Using Air to Reduce Ship Running Costs

The cost of fuel is a significant contributor to naval vessel running costs. Last year the Japanese carrier NYK Line announced it had successfully completed trials of the Mitsubishi Air Lubrication System (MALS) which put quite simply, uses air bubbles to reduce drag. They have reported a not insignificant fuel reduction of 6%. With continuing pressure on Royal Navy operating costs is this something that could be retrofitted to existing ships and designed in to new ones?

NYK used two heavy equipment carriers, the Yamatai and Yamato, both just under 20,000 dwt.

The NYK press release provides more detail

The air-lubrication system effectively reduces the frictional resistance between a vessel’s bottom and the seawater by means of bubbles generated by supplying air to the vessel’s bottom. In fact, this was the world’s first permanent installation of a system using an air-blower. The system was installed on the two vessels when they were built, and the experiments were conducted during actual sea passage. This project has been subsidized through Japan’s Ministry of Land, Infrastructure, Transport and Tourism’s “Support for Technology Development from Marine Vessels for Curtailing CO2” project from fiscal 2009, and has also been supported by the ship classification society Nippon Kaiji Kyokai (ClassNK).

The experiments were designed to verify fuel reduction, examine the behavior of the air bubbles supplied to the vessel bottom under various operational and sea conditions, confirm the relationship between the amount of air supplied and its effect, and validate CO2 reduction.

After reviewing the data obtained by the two vessels for two years under various weather and sea conditions, the optimal control mode of how the bubbles behave in actual sea conditions was confirmed. Compared to the 10 percent reduction measured during sea trials, the reduction of CO2 emissions was confirmed to average 6 percent under various weather and sea conditions. This project was done as a challenge toward the world’s first permanent installation of such a system, and we are proud to have confirmed such meaningful energy savings during actual sea voyages.
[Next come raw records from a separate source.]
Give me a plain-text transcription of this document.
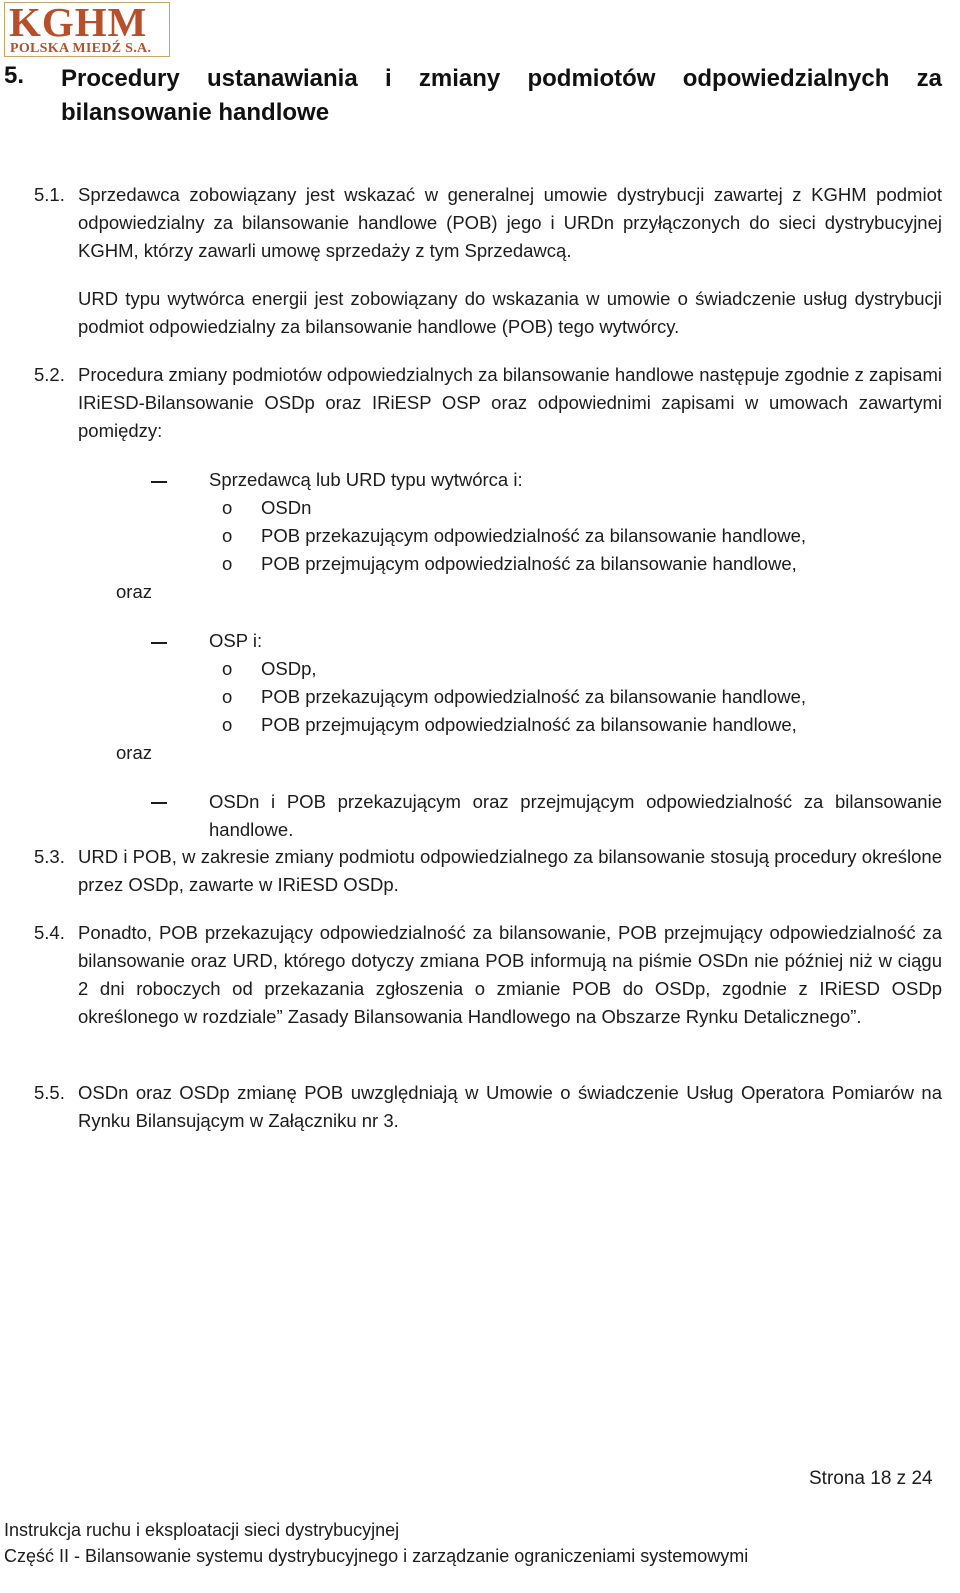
KGHM
POLSKA MIEDŹ S.A.
5. Procedury ustanawiania i zmiany podmiotów odpowiedzialnych za bilansowanie handlowe
5.1. Sprzedawca zobowiązany jest wskazać w generalnej umowie dystrybucji zawartej z KGHM podmiot odpowiedzialny za bilansowanie handlowe (POB) jego i URDn przyłączonych do sieci dystrybucyjnej KGHM, którzy zawarli umowę sprzedaży z tym Sprzedawcą.
URD typu wytwórca energii jest zobowiązany do wskazania w umowie o świadczenie usług dystrybucji podmiot odpowiedzialny za bilansowanie handlowe (POB) tego wytwórcy.
5.2. Procedura zmiany podmiotów odpowiedzialnych za bilansowanie handlowe następuje zgodnie z zapisami IRiESD-Bilansowanie OSDp oraz IRiESP OSP oraz odpowiednimi zapisami w umowach zawartymi pomiędzy:
Sprzedawcą lub URD typu wytwórca i:
o OSDn
o POB przekazującym odpowiedzialność za bilansowanie handlowe,
o POB przejmującym odpowiedzialność za bilansowanie handlowe,
oraz
OSP i:
o OSDp,
o POB przekazującym odpowiedzialność za bilansowanie handlowe,
o POB przejmującym odpowiedzialność za bilansowanie handlowe,
oraz
OSDn i POB przekazującym oraz przejmującym odpowiedzialność za bilansowanie handlowe.
5.3. URD i POB, w zakresie zmiany podmiotu odpowiedzialnego za bilansowanie stosują procedury określone przez OSDp, zawarte w IRiESD OSDp.
5.4. Ponadto, POB przekazujący odpowiedzialność za bilansowanie, POB przejmujący odpowiedzialność za bilansowanie oraz URD, którego dotyczy zmiana POB informują na piśmie OSDn nie później niż w ciągu 2 dni roboczych od przekazania zgłoszenia o zmianie POB do OSDp, zgodnie z IRiESD OSDp określonego w rozdziale” Zasady Bilansowania Handlowego na Obszarze Rynku Detalicznego”.
5.5. OSDn oraz OSDp zmianę POB uwzględniają w Umowie o świadczenie Usług Operatora Pomiarów na Rynku Bilansującym w Załączniku nr 3.
Strona 18 z 24
Instrukcja ruchu i eksploatacji sieci dystrybucyjnej
Część II - Bilansowanie systemu dystrybucyjnego i zarządzanie ograniczeniami systemowymi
The project has been completed, but NYK, MTI, and NYK-Hinode Line will continue to conduct performance analyses on actual vessels and device reviews during dry docks to achieve optimal operation. At the same time, the NYK Group will strive to install the system on other types of vessels for greater energy-saving operations.

Air is discharged through a series of hull bottom vents via a header tank and pressure control system

Both the Yamatai and Yamato have a relatively shallow draft so in order to confirm the systems suitability for use on larger conventional deep draft vessels the Soyo, 91,000 dwt bulk coal carrier has also been fitted.

The German cruise line, Aida, has also ordered the system for its new cruise ships and work is ongoing to create a system that traps the bubble layer so it does not slip up the sides of the hull reducing efficiency.

The conventional wisdom is that frigates and destroyers with their deep V shaped hulls  don’t work very well with an air lubrication system but the larger and fatter ships are much better suited.

However, MHI has fitted their system to a ferry owned by the A Line company, the Naminoue is a high speed slender hull design.

Ferry Naminoue
Ferry Naminoue

MHI and A Line have confirmed a 5% reduction in wave heights of up to 3m

An obvious problem in the naval domain is the hydrodynamic noise that an in use system would make but it would not have to be switched on in high threat environments and this might even be an advantage, masking acoustic signatures.

The DK Group from Denmark has an air lubrication system that can be retrofitted to existing vessels, they claim an installation time of 14 days and a return on investment of between 18 and 30 months.

DK produce a good primer on the technology, click here and here

I expect its not all rosy though, questions remain about its impact on handling, corrosion and maintenance. As with all new technologies, kinks are there to be ironed out.

The Royal Navy has shown great interest in fuel saving measures, from advanced anti fouling coatings to transom flaps, it fully recognising that fuel is going to be an increasingly large factor in running costs.

Could air lubrication play a part in future large Royal Navy and Royal Fleet Auxiliary vessels or is it a system that is limited to flat bottomed vessels, none of which we have now or will have in the future?